Perhaps the translation gives it that dreamy state—did the original Swedish lack the brutish nuance of the English?—though it did win a top literary award, so if anything it skews the other way. Reading the epigraph—the Swedish Penal Code Chapter 8, Section 8—brought me back to my years of law school. And much like those days, I did not understand the significance of much of what I saw until much later. In some ways, I still don’t. Did Hugo take her affection, and a year of her life, though appropriation from his misleading actions? Yet those actions weren’t actually misleading to most people, just to her—she was willing accomplice, even the casus belli to her own disaster. Her willful disregard of his socialized niceties. Yes, I did go back and use the title, because it is so fitting. That is the whole book, willful disregard. And willful is the perfect word because it is understated—to anyone else it would have been soulful, or full-soul, all-of-her destruction. Grandiose.
His actions were shit but not outside of the ordinary—a short fling and move on. He, in the long run, probably had no idea what was happening in her life, her mind, her intentions. Her love was misplaced and perhaps the disregard was his, a purposeful ignorance of what his actions—taken to soothe his own conscious, his own ego—cost her in time, happiness. As he passively waits for her to just fade from his life:
He put things off and dreamt of the state in which everything would be different. She did not, and she seldom put things off. Paradise was a logical nullity because life was friction and friction could only disappear at death. Life was composed merely of an endless series of small nows in which one lacked the energy to do what one wanted to do. There was no later, because later, too, would prove to be a now that was also deficient in energy.

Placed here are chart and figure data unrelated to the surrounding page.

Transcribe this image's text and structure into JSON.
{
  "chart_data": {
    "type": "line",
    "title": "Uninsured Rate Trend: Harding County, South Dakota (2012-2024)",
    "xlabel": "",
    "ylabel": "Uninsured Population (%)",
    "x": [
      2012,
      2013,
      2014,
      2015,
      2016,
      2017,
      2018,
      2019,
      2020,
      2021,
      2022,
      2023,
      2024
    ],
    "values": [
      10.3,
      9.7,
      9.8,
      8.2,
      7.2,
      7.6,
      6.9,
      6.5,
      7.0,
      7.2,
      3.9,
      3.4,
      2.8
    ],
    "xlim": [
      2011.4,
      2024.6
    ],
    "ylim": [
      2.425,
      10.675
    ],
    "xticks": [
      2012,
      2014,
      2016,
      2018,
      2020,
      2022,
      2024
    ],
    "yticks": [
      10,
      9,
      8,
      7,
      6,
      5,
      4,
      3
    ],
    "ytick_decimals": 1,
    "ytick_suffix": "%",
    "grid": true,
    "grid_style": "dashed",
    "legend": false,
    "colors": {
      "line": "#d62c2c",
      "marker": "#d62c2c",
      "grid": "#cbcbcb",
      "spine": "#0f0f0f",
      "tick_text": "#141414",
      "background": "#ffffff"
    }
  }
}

That passivity is the antithesis of Ester, anathema to her, and Ester gets the title; Hugo deserves nothing, he is the acted on, not the acted, so no. No. The title is hers: her choosing hope at the cost of happiness, over and over again. Seeing the why, over and over again. Seeing Ester see, seeing Ester not be able to stop. Never being able to stop her from seeing, never being able to stop ourselves from understanding. We become Ester, in a way that readers don’t usually get to—from inside. Even as she tries to watch herself from the outside, we see, over and over, her from that perspective, the angle she wants, strives for, nearly reaches. In that commingling our consciousnesses meet. That is the wonder of Willful Disregard; she and we collide through the substrate of the omniscient narrator as the words on the page match the unspoken thoughts in our heads.